Philanthropists, investors, firms and NGOs confer at the Million Jobs Mission conclave organized by Social Ventures Partners
Philanthropists, investors, representatives from the corporate social responsibility (CSR) wings of top companies and non-government organizations (NGOs) came together at a forum to discuss collaborations that could create employment for the millions who enter the labour market every year.
The occasion was Million Jobs Mission conclave organized by Social Ventures Partners (SVP), a non-profit organization. “Job creation in India is such a huge need that it is never enough. The kind of growth we have had hasn’t made for a lot of jobs. Employment in informal sector doesn’t count for jobs largely because there is no health insurance or guarantee of continuity of their jobs. That’s why most data related to jobs is misleading,” said Kiran Karnik, former president of NASSCOM, the software and services industry lobby group.

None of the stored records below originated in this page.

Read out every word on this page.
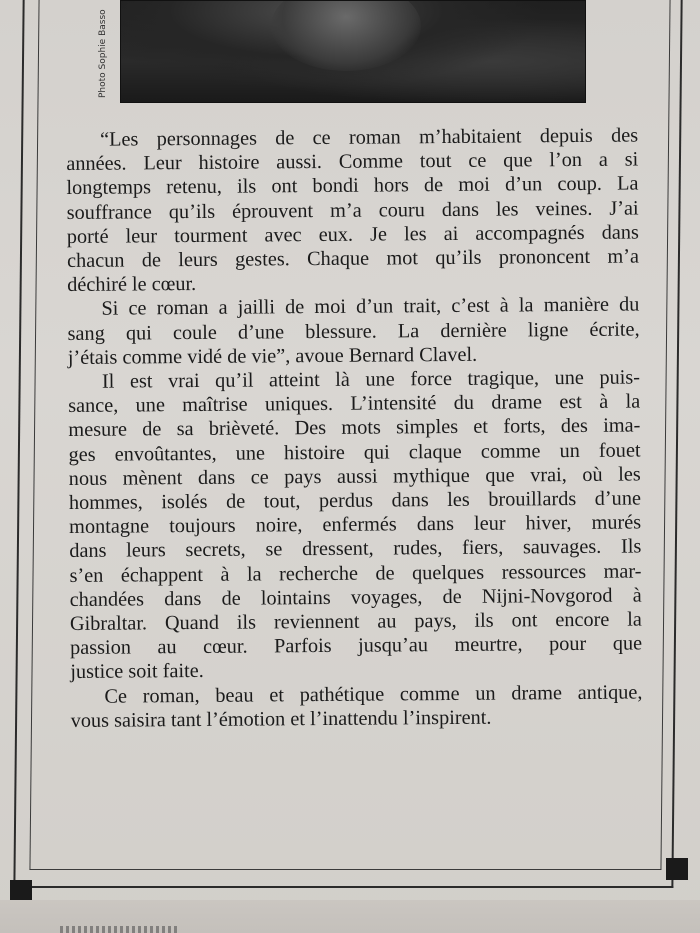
Photo Sophie Basso
“Les personnages de ce roman m’habitaient depuis des
années. Leur histoire aussi. Comme tout ce que l’on a si
longtemps retenu, ils ont bondi hors de moi d’un coup. La
souffrance qu’ils éprouvent m’a couru dans les veines. J’ai
porté leur tourment avec eux. Je les ai accompagnés dans
chacun de leurs gestes. Chaque mot qu’ils prononcent m’a
déchiré le cœur.
Si ce roman a jailli de moi d’un trait, c’est à la manière du
sang qui coule d’une blessure. La dernière ligne écrite,
j’étais comme vidé de vie”, avoue Bernard Clavel.
Il est vrai qu’il atteint là une force tragique, une puis-
sance, une maîtrise uniques. L’intensité du drame est à la
mesure de sa brièveté. Des mots simples et forts, des ima-
ges envoûtantes, une histoire qui claque comme un fouet
nous mènent dans ce pays aussi mythique que vrai, où les
hommes, isolés de tout, perdus dans les brouillards d’une
montagne toujours noire, enfermés dans leur hiver, murés
dans leurs secrets, se dressent, rudes, fiers, sauvages. Ils
s’en échappent à la recherche de quelques ressources mar-
chandées dans de lointains voyages, de Nijni-Novgorod à
Gibraltar. Quand ils reviennent au pays, ils ont encore la
passion au cœur. Parfois jusqu’au meurtre, pour que
justice soit faite.
Ce roman, beau et pathétique comme un drame antique,
vous saisira tant l’émotion et l’inattendu l’inspirent.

SVP, a network of philanthropists, is collaborating with partners to create livelihoods, connecting these partners with people who can fund them, and guiding them to help them scale up.
“Scaling up is important. There are many pilots by industry, government and NGOs. But scaling often becomes a challenge and SVP is trying to do that,” Karnik said.

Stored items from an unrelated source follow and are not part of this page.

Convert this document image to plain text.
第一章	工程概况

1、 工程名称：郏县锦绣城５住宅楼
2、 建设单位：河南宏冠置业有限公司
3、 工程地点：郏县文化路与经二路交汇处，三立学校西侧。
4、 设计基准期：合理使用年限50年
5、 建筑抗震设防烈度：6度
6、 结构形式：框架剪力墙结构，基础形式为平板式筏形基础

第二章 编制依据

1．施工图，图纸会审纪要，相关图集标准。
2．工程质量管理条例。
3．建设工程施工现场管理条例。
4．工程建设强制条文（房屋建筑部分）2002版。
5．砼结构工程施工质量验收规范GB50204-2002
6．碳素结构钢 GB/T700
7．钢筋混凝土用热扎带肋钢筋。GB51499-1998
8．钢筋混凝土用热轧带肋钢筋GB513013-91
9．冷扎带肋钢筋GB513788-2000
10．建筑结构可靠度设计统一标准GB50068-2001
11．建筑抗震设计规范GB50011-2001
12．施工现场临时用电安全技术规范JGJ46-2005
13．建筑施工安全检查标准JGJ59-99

A total of 15 partners attended the conclave in Delhi to present their work to the CSR representatives and investors at the conclave.
Ravi Venkatesan, chairman of SVP India, said, “Collective and collaborative action is the key. CSR mandate will be an extraordinary enabler for us. We have heads of CSR from nearly 40 companies like Google, Facebook, Vodafone, Godrej, Axis Bank Foundation, among several others, attending the conclave. They also have a challenge – who do they give their 2% CSR spending to in a good impactful way. They are also looking for ideas.”

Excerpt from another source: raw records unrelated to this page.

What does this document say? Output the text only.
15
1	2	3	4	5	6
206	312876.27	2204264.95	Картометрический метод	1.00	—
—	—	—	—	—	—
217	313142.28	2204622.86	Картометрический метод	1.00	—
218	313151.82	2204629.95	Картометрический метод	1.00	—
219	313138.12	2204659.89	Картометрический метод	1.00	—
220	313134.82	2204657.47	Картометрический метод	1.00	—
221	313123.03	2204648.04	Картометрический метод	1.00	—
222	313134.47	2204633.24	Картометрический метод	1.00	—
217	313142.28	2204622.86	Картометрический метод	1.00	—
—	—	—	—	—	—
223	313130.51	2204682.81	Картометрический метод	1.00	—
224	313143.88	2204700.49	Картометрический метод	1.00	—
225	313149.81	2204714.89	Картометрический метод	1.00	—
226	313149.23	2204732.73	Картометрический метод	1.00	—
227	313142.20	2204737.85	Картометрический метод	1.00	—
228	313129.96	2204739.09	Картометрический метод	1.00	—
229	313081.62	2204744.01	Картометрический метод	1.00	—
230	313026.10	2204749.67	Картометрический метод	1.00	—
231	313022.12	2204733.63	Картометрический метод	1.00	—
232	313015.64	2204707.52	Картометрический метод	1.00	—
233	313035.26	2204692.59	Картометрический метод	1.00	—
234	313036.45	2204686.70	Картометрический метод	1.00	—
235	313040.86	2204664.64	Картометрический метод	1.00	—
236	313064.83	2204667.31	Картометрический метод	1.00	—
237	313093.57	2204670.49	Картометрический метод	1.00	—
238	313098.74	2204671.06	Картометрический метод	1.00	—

CSR rules require that companies with a net worth of Rs500 crore or revenue of Rs1,000 crore or net profit of Rs5 crore spend 2% of their average profit in the last three years on social development-related activities.
In 2015, SVP set a target of creating one million livelihoods in five years. So far, it has made a difference to about 15,000 people by working closely with some of the NGOs, across sectors.
It has worked, for instance, with Jagruti Seva Sanstha (JSS), a Pune-based NGO that trains underprivileged women in nursing and places them across government hospitals. Prior to the collaboration with SVP, JSS trained 25 women in a year to create livelihood in the paramedical sector.
“The collaboration helped us scale up to 500 nurse aids this year, and we hope to train 1,000 next year,” said Narendra Goidani of JSS.
Another NGO called Vrutti runs farmer producers organisations and agriculture enterprise facilitation centres and is guided by SVP on strategic transformation, to help farmers earn a better livelihood.
Similarly, another SVP partner, Atul Satija, founder and CEO of the Nudge Foundation, is working with underprivileged children to determine the level of support they require. “We run a 100-day programme in life management where students go through livelihood training on driving, beauty and data entry specialisations,” Satija said.
Uma Ganesh of the Natarajan Education Society is working closely with SVP to help school dropouts and women from lower income groups. “Through our foundation programme, we help candidates realise their talent by exposing them to several non-academic activities like music and dance and train them accordingly. We are envisioning setting up milestone centres across the country to reach out to 100,000 young people now,” Ganesh said.